Owner Malcolm Lister, who is 83, is seeking to have his ‘labour of love’ building’s grading revised to the more prestigious Grade II* which will pave the way to access fresh funding streams and give it more exposure to visitors via Historic England.
Barnsley Central MP Dan Jarvis pledged his support to Malcolm’s ongoing quest this week, giving fresh hope the backing will push the bid over the line.
He told the Chronicle: “I support the Mill of the Black Monks being upgraded to Grade II* status.
“The mill is an integral part of Barnsley’s historical and heritage offer and every effort must be made to safeguard it for future generations.
“South Yorkshire is home to nationally-significant cultural assets - I have long believed that the sectors these represent are not just vital for our economy but for our character and our spirit as a region and as a nation.
“I’d like to pay tribute to Malcolm Lister for his tenacious work, over a very long period, to secure the upgraded listing.”
Henry VIII sent the famous Thomas Cromwell to take control of the priory, accompanied by William Blythman who bought it and lived there.
It was also owned by the sixth Earl of Shrewsbury, who was gaoler of Mary Queen of Scots, and married to the famous Bess of Hardwick.
“The history surrounding the mill is vast, but very few in our community know it - it’s like it’s been hidden in time,” Malcolm added.
“There are numerous inscriptions indicating the identities of millers such a William Silvester who milled there in 1686, paying 18 shillings and eight pence per year rent to the owner, King Charles II.
“I’m Barnsley born and bred and love the town, that’s why I committed everything to rescuing this precious piece of our heritage in 1990.
“The mill’s revised listing would enable them to function on the international tourism route and host regular school visits, thereby raising its overall status to a regionally significant level.
“However, I do need support from residents, as this heritage is ours. It’s an inheritance left to each and every one of us, but it comes with a duty to see it safely into the hands of generations to come.”

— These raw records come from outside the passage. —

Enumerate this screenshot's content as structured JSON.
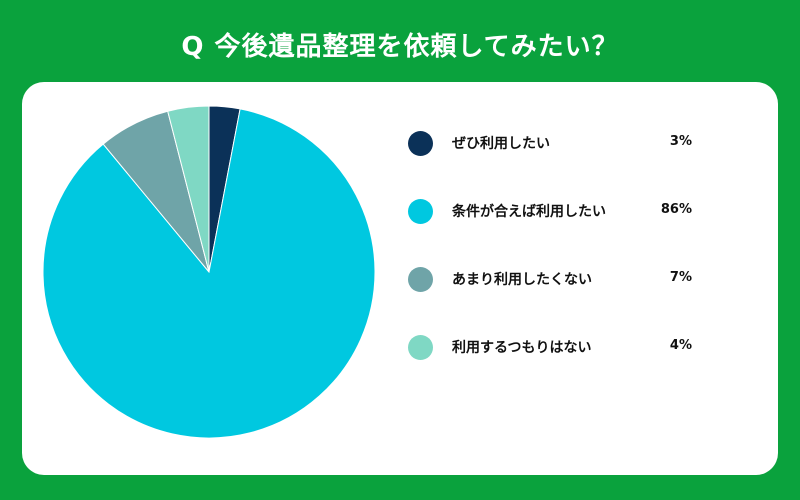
{
  "title": "Q 今後遺品整理を依頼してみたい？",
  "colors": {
    "background": "#0aa23d",
    "panel": "#ffffff"
  },
  "chart_data": {
    "type": "pie",
    "title": "Q 今後遺品整理を依頼してみたい？",
    "legend_position": "right",
    "slices": [
      {
        "label": "ぜひ利用したい",
        "value": 3,
        "value_label": "3%",
        "color": "#0b3158"
      },
      {
        "label": "条件が合えば利用したい",
        "value": 86,
        "value_label": "86%",
        "color": "#00c8e0"
      },
      {
        "label": "あまり利用したくない",
        "value": 7,
        "value_label": "7%",
        "color": "#6fa4a8"
      },
      {
        "label": "利用するつもりはない",
        "value": 4,
        "value_label": "4%",
        "color": "#7fd8c4"
      }
    ]
  }
}
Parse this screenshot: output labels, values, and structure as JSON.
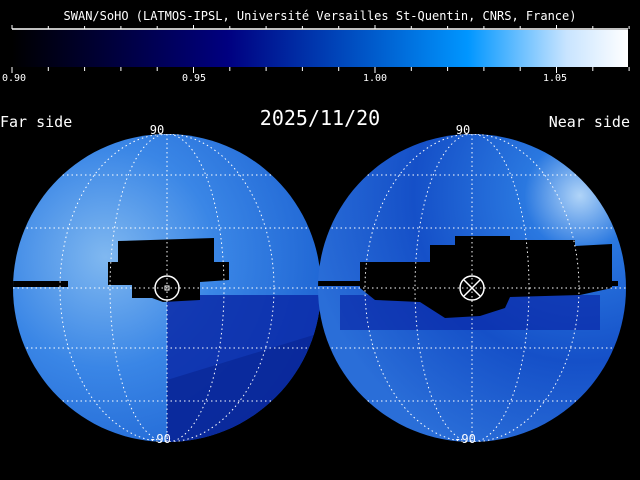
{
  "credit": "SWAN/SoHO (LATMOS-IPSL, Université Versailles St-Quentin, CNRS, France)",
  "colorbar": {
    "min": 0.9,
    "max": 1.07,
    "ticks": [
      "0.90",
      "0.95",
      "1.00",
      "1.05"
    ],
    "colors": [
      "#000000",
      "#000080",
      "#0060d0",
      "#0096ff",
      "#c8e4ff",
      "#ffffff"
    ]
  },
  "date": "2025/11/20",
  "far_side": {
    "label": "Far side",
    "top_label": "90",
    "bottom_label": "-90"
  },
  "near_side": {
    "label": "Near side",
    "top_label": "90",
    "bottom_label": "-90"
  }
}
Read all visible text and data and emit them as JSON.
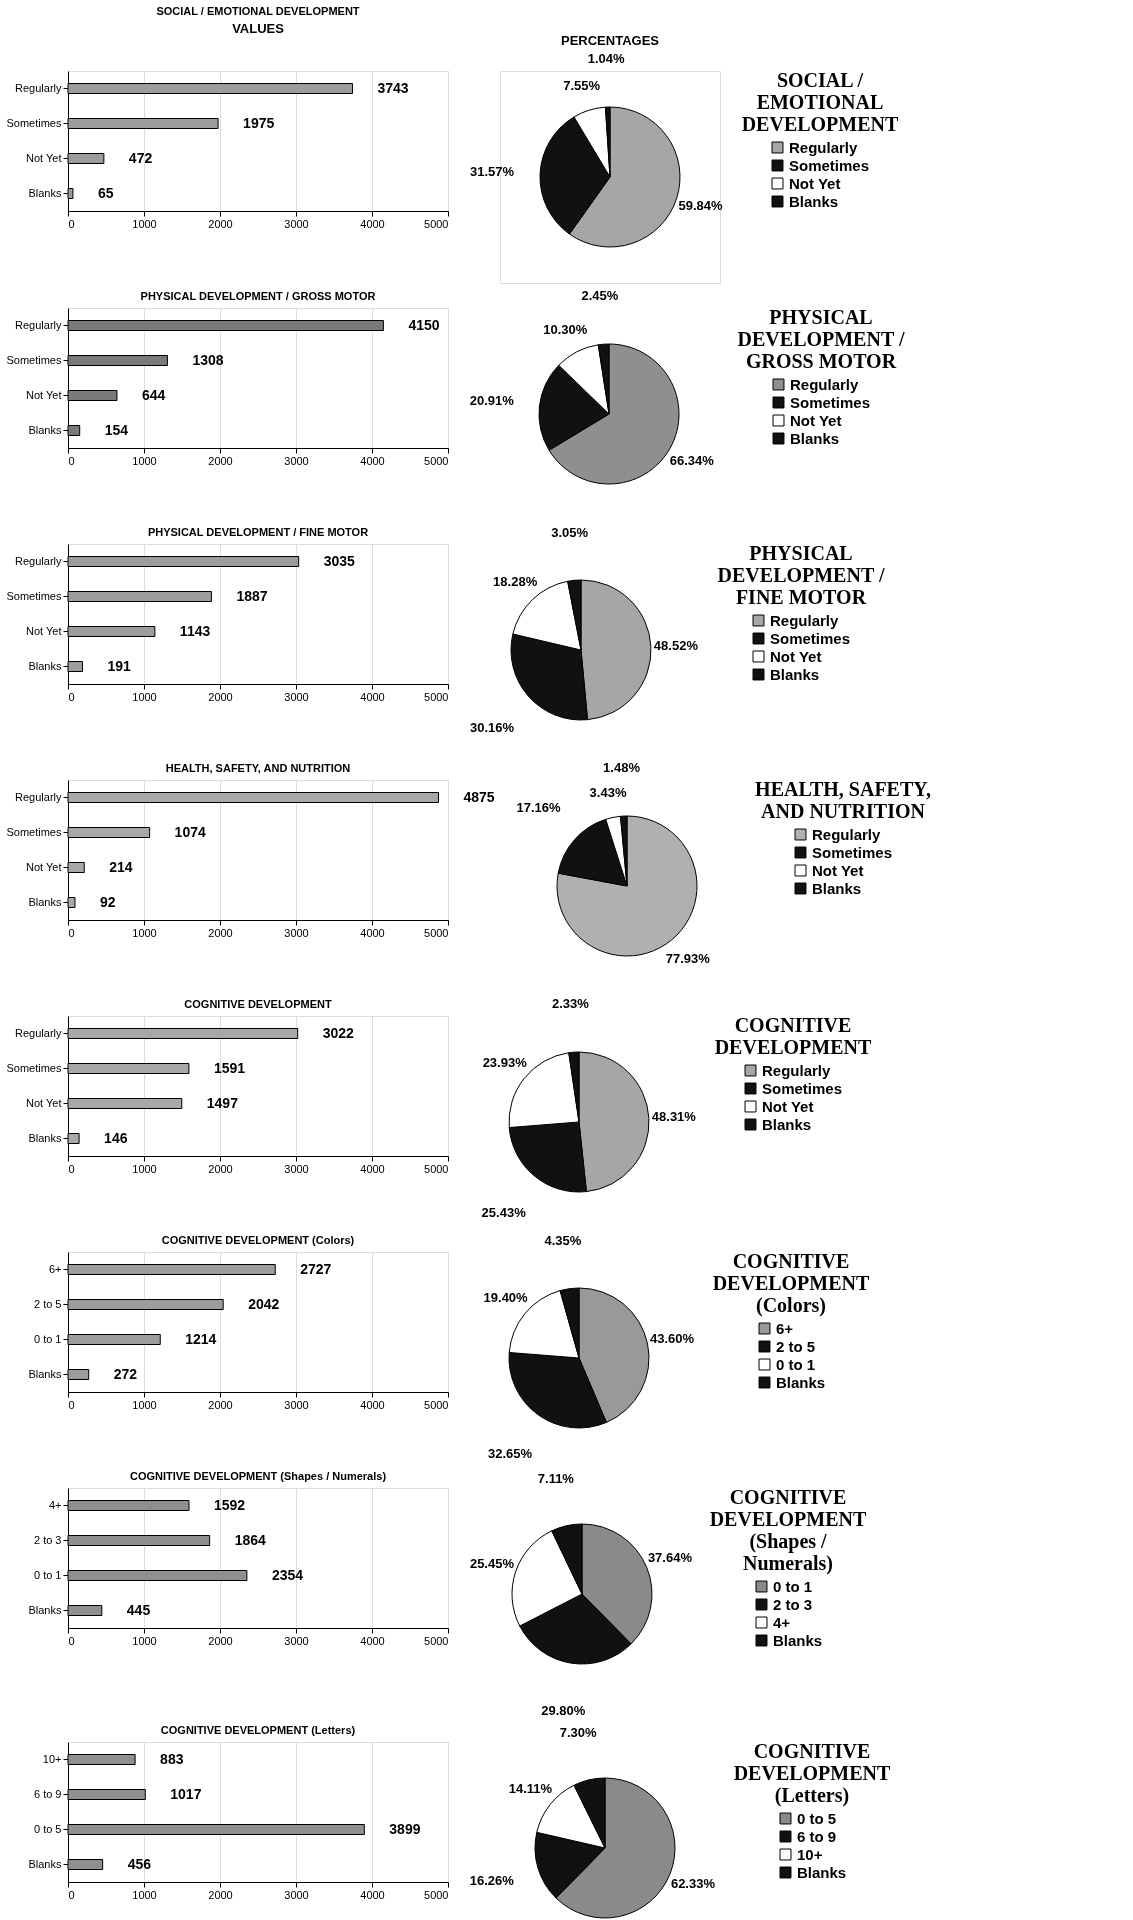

Sir Steve Houghton, leader of Barnsley Council, said the local authority’s supportive of Malcolm’s bid but added they can’t influence Historic England.
“I’d like to thank Malcolm for the work he’s doing to save a very important part of Barnsley’s historical past and secure the mill for future generations.
“The application will come back to the local authority, along with other agencies, for comment and we will be supportive of it.
“We know how passionate Malcolm is and we understand it’s a major challenge to take on, but at present the council’s done as much as possible to support the project.
“What we can’t do is contact, or be seen to influence, Historic England.”